Ma il dolore non lo abbandonò. Billy giacque lì per un tempo interminabile, con gli occhi serrati, il petto scosso e dilaniato da squarcianti respiri. La sua mente, ormai, era sigillata ad ogni pensiero che non fosse la consapevolezza del sangue che continuava, incessantemente, a stillare dal suo corpo. Bocconi, con la faccia schiacciata sulle dure tavole del ponte non pensava che a quello, e all’odore. Un orribile tanfo che stagnava intorno a lui. Ed infine Billy Tipton lo riconobbe. Aveva defecato nei pantaloni. Non sentiva nulla, ma l’odore sì, quello lo avvertiva. Cominciò a piangere.

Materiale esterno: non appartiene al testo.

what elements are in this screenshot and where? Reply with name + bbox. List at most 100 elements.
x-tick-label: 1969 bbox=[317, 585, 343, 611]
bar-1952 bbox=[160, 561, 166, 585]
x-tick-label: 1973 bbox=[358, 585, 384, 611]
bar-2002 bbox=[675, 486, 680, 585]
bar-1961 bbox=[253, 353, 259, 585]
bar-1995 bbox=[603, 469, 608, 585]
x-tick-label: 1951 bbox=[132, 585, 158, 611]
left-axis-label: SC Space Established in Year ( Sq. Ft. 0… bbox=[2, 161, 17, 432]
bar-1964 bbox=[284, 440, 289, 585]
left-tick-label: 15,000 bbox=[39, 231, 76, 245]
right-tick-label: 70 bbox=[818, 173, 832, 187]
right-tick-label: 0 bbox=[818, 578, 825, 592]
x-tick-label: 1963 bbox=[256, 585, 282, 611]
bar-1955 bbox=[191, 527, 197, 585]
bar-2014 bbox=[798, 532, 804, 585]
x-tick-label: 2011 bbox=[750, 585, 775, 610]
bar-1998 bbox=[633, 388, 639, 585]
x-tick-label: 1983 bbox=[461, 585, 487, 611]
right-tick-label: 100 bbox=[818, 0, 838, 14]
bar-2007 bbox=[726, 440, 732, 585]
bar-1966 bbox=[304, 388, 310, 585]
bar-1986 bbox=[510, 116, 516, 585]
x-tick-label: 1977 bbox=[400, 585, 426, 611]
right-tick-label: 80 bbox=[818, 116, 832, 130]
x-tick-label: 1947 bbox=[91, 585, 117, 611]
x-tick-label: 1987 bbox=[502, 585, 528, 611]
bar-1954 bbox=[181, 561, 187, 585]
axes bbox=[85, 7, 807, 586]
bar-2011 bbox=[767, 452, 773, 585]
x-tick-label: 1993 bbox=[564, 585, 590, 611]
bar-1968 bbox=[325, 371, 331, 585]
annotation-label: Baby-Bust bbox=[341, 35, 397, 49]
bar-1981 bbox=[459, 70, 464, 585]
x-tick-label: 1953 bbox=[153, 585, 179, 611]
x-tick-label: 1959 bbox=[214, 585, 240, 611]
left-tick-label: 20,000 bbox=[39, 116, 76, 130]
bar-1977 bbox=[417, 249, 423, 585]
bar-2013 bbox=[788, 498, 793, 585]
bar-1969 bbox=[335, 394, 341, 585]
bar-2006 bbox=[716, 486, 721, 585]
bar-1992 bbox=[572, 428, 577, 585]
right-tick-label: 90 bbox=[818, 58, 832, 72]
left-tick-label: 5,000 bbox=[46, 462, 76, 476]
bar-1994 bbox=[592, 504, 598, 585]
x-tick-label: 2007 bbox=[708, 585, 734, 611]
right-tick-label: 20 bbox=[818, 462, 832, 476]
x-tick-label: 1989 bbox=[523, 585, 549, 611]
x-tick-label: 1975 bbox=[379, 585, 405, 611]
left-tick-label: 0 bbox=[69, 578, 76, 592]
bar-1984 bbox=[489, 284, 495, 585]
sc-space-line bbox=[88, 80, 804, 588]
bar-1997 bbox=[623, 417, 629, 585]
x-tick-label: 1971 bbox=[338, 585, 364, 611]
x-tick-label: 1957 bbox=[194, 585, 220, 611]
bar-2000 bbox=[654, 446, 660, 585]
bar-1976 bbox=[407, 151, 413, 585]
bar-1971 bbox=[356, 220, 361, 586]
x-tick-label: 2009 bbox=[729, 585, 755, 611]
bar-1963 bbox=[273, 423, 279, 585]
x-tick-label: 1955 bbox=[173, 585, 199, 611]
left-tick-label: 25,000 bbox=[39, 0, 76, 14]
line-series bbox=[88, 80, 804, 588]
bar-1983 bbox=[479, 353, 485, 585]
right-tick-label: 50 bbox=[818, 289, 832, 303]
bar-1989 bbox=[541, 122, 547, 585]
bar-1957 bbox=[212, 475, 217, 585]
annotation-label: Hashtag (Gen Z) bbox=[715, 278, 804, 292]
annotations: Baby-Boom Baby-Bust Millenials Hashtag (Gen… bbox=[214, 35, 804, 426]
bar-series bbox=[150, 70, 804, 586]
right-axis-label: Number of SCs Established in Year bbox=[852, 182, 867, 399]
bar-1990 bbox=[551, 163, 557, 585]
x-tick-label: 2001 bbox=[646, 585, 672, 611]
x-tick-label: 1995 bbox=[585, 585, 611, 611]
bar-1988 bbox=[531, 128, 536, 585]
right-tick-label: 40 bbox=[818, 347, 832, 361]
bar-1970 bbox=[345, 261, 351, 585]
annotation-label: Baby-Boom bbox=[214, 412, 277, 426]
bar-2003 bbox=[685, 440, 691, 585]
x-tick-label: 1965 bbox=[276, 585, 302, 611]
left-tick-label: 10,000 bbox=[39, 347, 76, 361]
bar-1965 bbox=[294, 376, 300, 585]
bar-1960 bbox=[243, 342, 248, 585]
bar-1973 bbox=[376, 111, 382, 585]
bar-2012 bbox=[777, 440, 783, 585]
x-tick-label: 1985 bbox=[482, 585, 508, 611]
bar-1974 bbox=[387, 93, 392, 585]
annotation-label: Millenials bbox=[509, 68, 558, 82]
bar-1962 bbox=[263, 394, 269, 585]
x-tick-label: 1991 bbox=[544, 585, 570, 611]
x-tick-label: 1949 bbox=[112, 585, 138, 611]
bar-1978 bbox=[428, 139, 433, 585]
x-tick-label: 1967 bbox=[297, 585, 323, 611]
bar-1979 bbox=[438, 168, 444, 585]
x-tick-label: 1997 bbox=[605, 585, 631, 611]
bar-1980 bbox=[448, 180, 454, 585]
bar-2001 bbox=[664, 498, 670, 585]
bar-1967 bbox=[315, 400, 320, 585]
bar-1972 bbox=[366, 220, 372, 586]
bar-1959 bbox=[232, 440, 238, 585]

Finché persino piangere gli fu precluso. Non aveva più lacrime, ed era troppo doloroso. Un dolore indicibile. Cercò di dirottare i suoi pensieri verso qualcosa che superasse il dolore, forse così gli avrebbe dato un po’ di tregua. Lentamente gli tornò tutto in mente. Marsh e Joshua York, il fucile da caccia puntato in piena faccia. Erano venuti per fare del male a Julian, ricordò, e lui aveva cercato di fermarli. Solo che stavolta non era stato veloce abbastanza. Ancora una volta cercò di gridare. «Julian!» chiamò un po’ più forte di prima, ma comunque non tanto da poter essere udito.
Non vi fu risposta. Billy Tipton gemette e riaprì gli occhi. Era caduto, precipitato dal ponte di passeggiata. Ora si trovava sul castello di prua, ed era giorno. Damon Julian non poteva sentirlo. E seppure gli fosse giunta la sua voce, era così chiaro, pieno mattino, Julian non sarebbe venuto da lui, non sarebbe potuto venire fino al tramonto. A quell’ora sarebbe già morto. «Sarò morto prima del tramonto,» disse, e così sommessa fu la sua voce che egli stesso riuscì a stento a sentirla. Tossì e inghiottì altro sangue. «Mister Julian…» disse in un flebile sussurro.